Nathan knew he only had seconds before there was no way to be able to catch Danny against his huge head start. He got up and ran through the warehouse door, slinging the AK-47 across his back as he moved. Inside, weak light came from an oil lantern settled on a packing crate. As Freeson had said, there was another Ski-Doo poking out from under a tarp. Nathan ran to it, glad to no longer be trudging through snow, and threw back the tarp and reached down to the starter cable.
The handle had been sliced off. Danny had sabotaged anyone’s ability to start the engine.
Most of the cable was still intact, but the winding spring had taken it right insi
de the mechanism. Even if he’d had time to get the Ski-Doo’s toolkit from under the saddle and fix the spare emergency pull-cord, he’d still have had to take the housing apart to get the old cable out.
There was no time to go back to the sled, and even then, the dogs couldn’t match the speed of a Ski-Doo.
Then Nathan remembered the jetty out front.
The pain in his bicep was crippling.
Pulling and heaving the weight of the Ski-Doo across the floor of the warehouse, even if it had been over less than twenty yards, had required an explosion of effort that had all but torn out his lungs. It had also sent warm blood from the bullet wound cascading down the skin inside his shirt.
The Ski-Doo was a dead weight, but Nathan yanked at the handlebars and the faring. Digging his boots down in the snow to his knees and bending over, and then with an arching back, he turned the machine around until it was facing the iced river from the top of the thirty yards of the jetty’s slope. The incline was gentle, around thirty degrees, but if he got the Ski-Doo going, a clutch-start was not impossible. Insanely hard, yes, but not impossible. He’d tried the same maneuver out on Royal Bluff many years before when a friend’s Ski-Doo had snapped its starter cable and there’d been no tool kit with a spare. Admittedly, there had been more of an incline, and somebody’s life hadn’t hung in the balance if he didn’t get the machine going, but there was a chance here and now, and Nathan felt he had no choice but to take it.

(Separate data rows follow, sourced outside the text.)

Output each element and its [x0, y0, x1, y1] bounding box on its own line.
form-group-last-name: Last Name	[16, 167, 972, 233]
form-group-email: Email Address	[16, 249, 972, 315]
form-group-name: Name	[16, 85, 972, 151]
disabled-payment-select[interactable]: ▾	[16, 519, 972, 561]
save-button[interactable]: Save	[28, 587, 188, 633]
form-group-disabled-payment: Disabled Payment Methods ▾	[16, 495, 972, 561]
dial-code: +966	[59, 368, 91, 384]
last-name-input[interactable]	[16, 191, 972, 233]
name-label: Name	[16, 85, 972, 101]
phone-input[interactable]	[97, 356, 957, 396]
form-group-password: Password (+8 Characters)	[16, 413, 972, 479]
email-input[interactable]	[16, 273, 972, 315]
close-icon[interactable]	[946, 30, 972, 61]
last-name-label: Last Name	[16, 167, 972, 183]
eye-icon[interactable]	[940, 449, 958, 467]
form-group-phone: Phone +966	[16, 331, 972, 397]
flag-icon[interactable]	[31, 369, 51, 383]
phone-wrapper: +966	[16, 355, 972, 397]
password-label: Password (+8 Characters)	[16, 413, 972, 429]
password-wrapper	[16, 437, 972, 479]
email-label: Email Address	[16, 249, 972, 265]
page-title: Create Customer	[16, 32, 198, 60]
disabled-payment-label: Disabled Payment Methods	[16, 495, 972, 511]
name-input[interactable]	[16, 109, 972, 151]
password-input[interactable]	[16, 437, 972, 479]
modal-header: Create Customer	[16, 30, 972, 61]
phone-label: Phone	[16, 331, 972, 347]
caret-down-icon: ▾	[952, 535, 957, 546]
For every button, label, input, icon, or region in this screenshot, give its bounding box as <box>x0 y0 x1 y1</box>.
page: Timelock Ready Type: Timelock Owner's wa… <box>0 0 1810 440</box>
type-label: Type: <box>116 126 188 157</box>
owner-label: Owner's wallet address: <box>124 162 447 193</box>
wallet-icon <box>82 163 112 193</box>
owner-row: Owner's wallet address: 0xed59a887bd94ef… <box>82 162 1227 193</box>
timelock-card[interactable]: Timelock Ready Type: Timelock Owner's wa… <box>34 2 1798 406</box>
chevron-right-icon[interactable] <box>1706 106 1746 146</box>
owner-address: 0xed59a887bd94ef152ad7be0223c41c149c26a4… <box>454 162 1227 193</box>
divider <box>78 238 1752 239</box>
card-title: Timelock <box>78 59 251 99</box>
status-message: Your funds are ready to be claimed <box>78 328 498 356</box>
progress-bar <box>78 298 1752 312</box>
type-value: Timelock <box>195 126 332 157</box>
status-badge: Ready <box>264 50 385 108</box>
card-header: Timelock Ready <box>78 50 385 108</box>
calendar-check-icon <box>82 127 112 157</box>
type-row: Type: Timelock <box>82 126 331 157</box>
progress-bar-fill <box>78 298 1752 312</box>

He let loose the brake and took a last look out over the ice.
Danny was a black speck in the gloom against the slightly less dark expanse of white ice. Nathan kicked forward and began to push. The incline was just enough for him to build momentum. Soon, his legs were skipping in a blur alongside the Ski-Doo. Fifteen yards from the ice, Nathan Cossacked into the saddle and stamped on the gear lever.